Il sollicite, dans sa déclaration d’appel, l’annulation de l’ordonnance de prolongation de sa rétention administrative, subsidiairement sa réformation et la fin de la rétention. A cette fin, il soulève :
— l’irrecevabilité de la requête de la préfecture du fait de l’absence de pièces prouvant les diligences de l’administration,
— sur le fond, l’absence d’élément probant concernant les critères pour prolonger sa rétention et de justification des raisons pour lesquelles le maintien en rétention est toujours justifié.
Les parties ont été convoquées en vue de l’audience.
A l’audience, le conseil de M. [G] [Q] [M] s’en est rapportée aux éléments de la déclaration d’appel et a soutenu la nullité de la requête du préfet en l’absence de copie du registre actualisé, la copie au dossier ne portant pas les mentions du recours devant le tribunal administratif ni de la procédure de demande d’asile et n’ayant été ni jointe à la requête ni produite en appel. Sur le fond, il admet que l’administration a procédé aux diligences mais remet en cause leur caractère exécutable alors que l’intéressé a fait une demande d’asile. Il demande qu’il soit tenu compte de l’assignation à résidence que l’administration avait notifiée avant le placement en rétention et ajoute qu’aucune menace de trouble à l’ordre public n’est actuelle dès lors que la procédure dont il est fait état a été classée sans suite.
Le préfet n’a pas comparu ni n’a fait adresser des observations écrites.
M. [G] [Q] [M], qui était assisté d’un interprète en langue ourdou, a été entendu en ses explications.
SUR CE,
Sur la recevabilité de l’appel
En vertu de l’article R.743-10 du code de l’entrée et du séjour des étrangers et du droit d’asile, l’ordonnance du magistrat du siège du tribunal judiciaire est susceptible d’appel devant le premier président dans les 24 heures de son prononcé, ce délai courant à compter de sa notification à l’étranger lorsque celui-ci n’assiste pas à l’audience. Le délai ainsi prévu est calculé et prorogé conformément aux articles 640 et 642 du code de procédure civile.
L’article R.743-11 du même code prévoit qu’à peine d’irrecevabilité, la déclaration d’appel est motivée.
En l’espèce, l’appel a été interjeté dans les délais légaux et il est motivé. Il doit être déclaré recevable.
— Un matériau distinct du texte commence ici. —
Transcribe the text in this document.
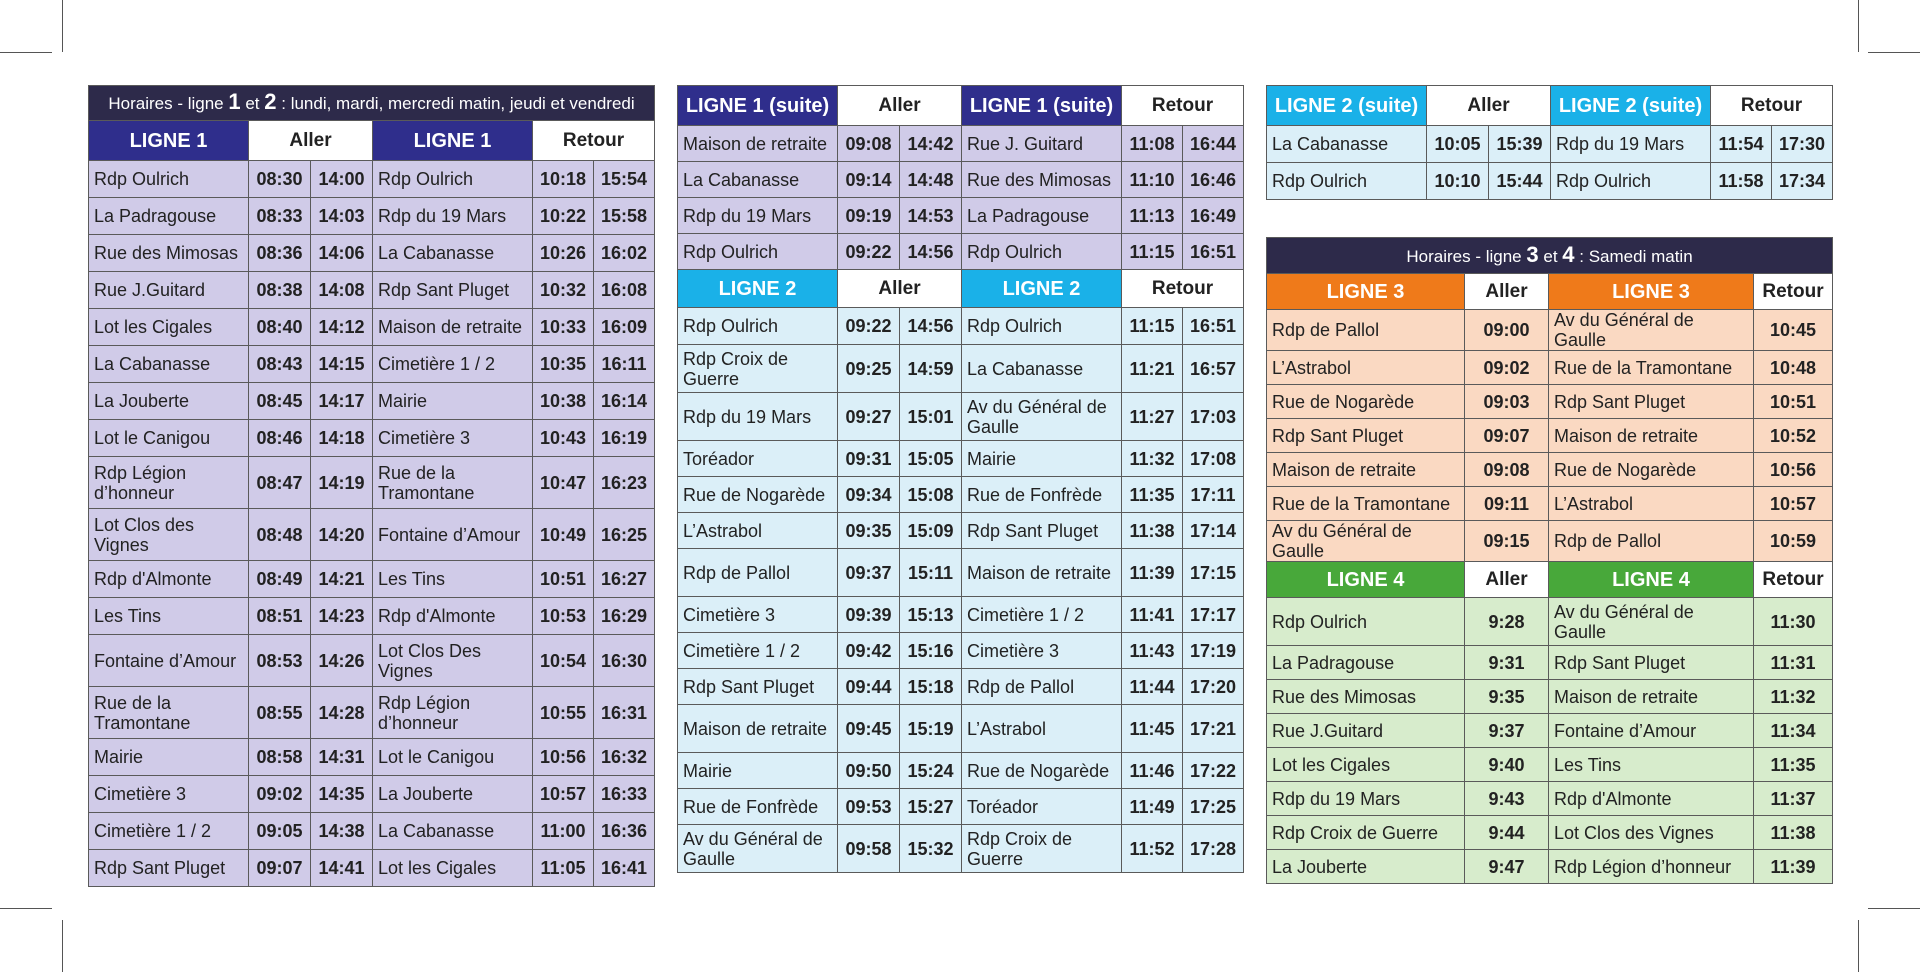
Horaires - ligne 1 et 2 : lundi, mardi, mercredi matin, jeudi et vendredi					
LIGNE 1	Aller		LIGNE 1	Retour	
Rdp Oulrich	08:30	14:00	Rdp Oulrich	10:18	15:54
La Padragouse	08:33	14:03	Rdp du 19 Mars	10:22	15:58
Rue des Mimosas	08:36	14:06	La Cabanasse	10:26	16:02
Rue J.Guitard	08:38	14:08	Rdp Sant Pluget	10:32	16:08
Lot les Cigales	08:40	14:12	Maison de retraite	10:33	16:09
La Cabanasse	08:43	14:15	Cimetière 1 / 2	10:35	16:11
La Jouberte	08:45	14:17	Mairie	10:38	16:14
Lot le Canigou	08:46	14:18	Cimetière 3	10:43	16:19
Rdp Légion d’honneur	08:47	14:19	Rue de la Tramontane	10:47	16:23
Lot Clos des Vignes	08:48	14:20	Fontaine d’Amour	10:49	16:25
Rdp d'Almonte	08:49	14:21	Les Tins	10:51	16:27
Les Tins	08:51	14:23	Rdp d'Almonte	10:53	16:29
Fontaine d’Amour	08:53	14:26	Lot Clos Des Vignes	10:54	16:30
Rue de la Tramontane	08:55	14:28	Rdp Légion d’honneur	10:55	16:31
Mairie	08:58	14:31	Lot le Canigou	10:56	16:32
Cimetière 3	09:02	14:35	La Jouberte	10:57	16:33
Cimetière 1 / 2	09:05	14:38	La Cabanasse	11:00	16:36
Rdp Sant Pluget	09:07	14:41	Lot les Cigales	11:05	16:41
LIGNE 1 (suite)	Aller		LIGNE 1 (suite)	Retour	
Maison de retraite	09:08	14:42	Rue J. Guitard	11:08	16:44
La Cabanasse	09:14	14:48	Rue des Mimosas	11:10	16:46
Rdp du 19 Mars	09:19	14:53	La Padragouse	11:13	16:49
Rdp Oulrich	09:22	14:56	Rdp Oulrich	11:15	16:51
LIGNE 2	Aller		LIGNE 2	Retour	
Rdp Oulrich	09:22	14:56	Rdp Oulrich	11:15	16:51
Rdp Croix de Guerre	09:25	14:59	La Cabanasse	11:21	16:57
Rdp du 19 Mars	09:27	15:01	Av du Général de Gaulle	11:27	17:03
Toréador	09:31	15:05	Mairie	11:32	17:08
Rue de Nogarède	09:34	15:08	Rue de Fonfrède	11:35	17:11
L’Astrabol	09:35	15:09	Rdp Sant Pluget	11:38	17:14
Rdp de Pallol	09:37	15:11	Maison de retraite	11:39	17:15
Cimetière 3	09:39	15:13	Cimetière 1 / 2	11:41	17:17
Cimetière 1 / 2	09:42	15:16	Cimetière 3	11:43	17:19
Rdp Sant Pluget	09:44	15:18	Rdp de Pallol	11:44	17:20
Maison de retraite	09:45	15:19	L’Astrabol	11:45	17:21
Mairie	09:50	15:24	Rue de Nogarède	11:46	17:22
Rue de Fonfrède	09:53	15:27	Toréador	11:49	17:25
Av du Général de Gaulle	09:58	15:32	Rdp Croix de Guerre	11:52	17:28
LIGNE 2 (suite)	Aller		LIGNE 2 (suite)	Retour	
La Cabanasse	10:05	15:39	Rdp du 19 Mars	11:54	17:30
Rdp Oulrich	10:10	15:44	Rdp Oulrich	11:58	17:34
Horaires - ligne 3 et 4 : Samedi matin			
LIGNE 3	Aller	LIGNE 3	Retour
Rdp de Pallol	09:00	Av du Général de Gaulle	10:45
L’Astrabol	09:02	Rue de la Tramontane	10:48
Rue de Nogarède	09:03	Rdp Sant Pluget	10:51
Rdp Sant Pluget	09:07	Maison de retraite	10:52
Maison de retraite	09:08	Rue de Nogarède	10:56
Rue de la Tramontane	09:11	L’Astrabol	10:57
Av du Général de Gaulle	09:15	Rdp de Pallol	10:59
LIGNE 4	Aller	LIGNE 4	Retour
Rdp Oulrich	9:28	Av du Général de Gaulle	11:30
La Padragouse	9:31	Rdp Sant Pluget	11:31
Rue des Mimosas	9:35	Maison de retraite	11:32
Rue J.Guitard	9:37	Fontaine d’Amour	11:34
Lot les Cigales	9:40	Les Tins	11:35
Rdp du 19 Mars	9:43	Rdp d'Almonte	11:37
Rdp Croix de Guerre	9:44	Lot Clos des Vignes	11:38
La Jouberte	9:47	Rdp Légion d’honneur	11:39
Sur l’irrecevabilité de la requête du préfet en l’absence de copie du registre actualisé et à raison du défaut de production de pièces justifiant des diligences de l’administration
L’article R.743-2 du code de l’entrée et du séjour des étrangers et du droit d’asile dispose qu'« à peine d’irrecevabilité, la requête est motivée, datée et signée, selon le cas, par l’étranger ou son représentant ou par l’autorité administrative qui a ordonné le placement en rétention.
Lorsque la requête est formée par l’autorité administrative, elle est accompagnée de toutes pièces justificatives utiles, notamment une copie du registre prévu à l’article L.744-2 ».
Selon cet article L. 744-2, « il est tenu, dans tous les lieux de rétention, un registre mentionnant l’état civil des personnes retenues, ainsi que les conditions de leur placement ou de leur maintien en rétention. (') L’autorité administrative tient à la disposition des personnes qui en font la demande les éléments d’information concernant les date et heure du début du placement de chaque étranger en rétention, le lieu exact de celle-ci ainsi que les date et heure des décisions de prolongation ».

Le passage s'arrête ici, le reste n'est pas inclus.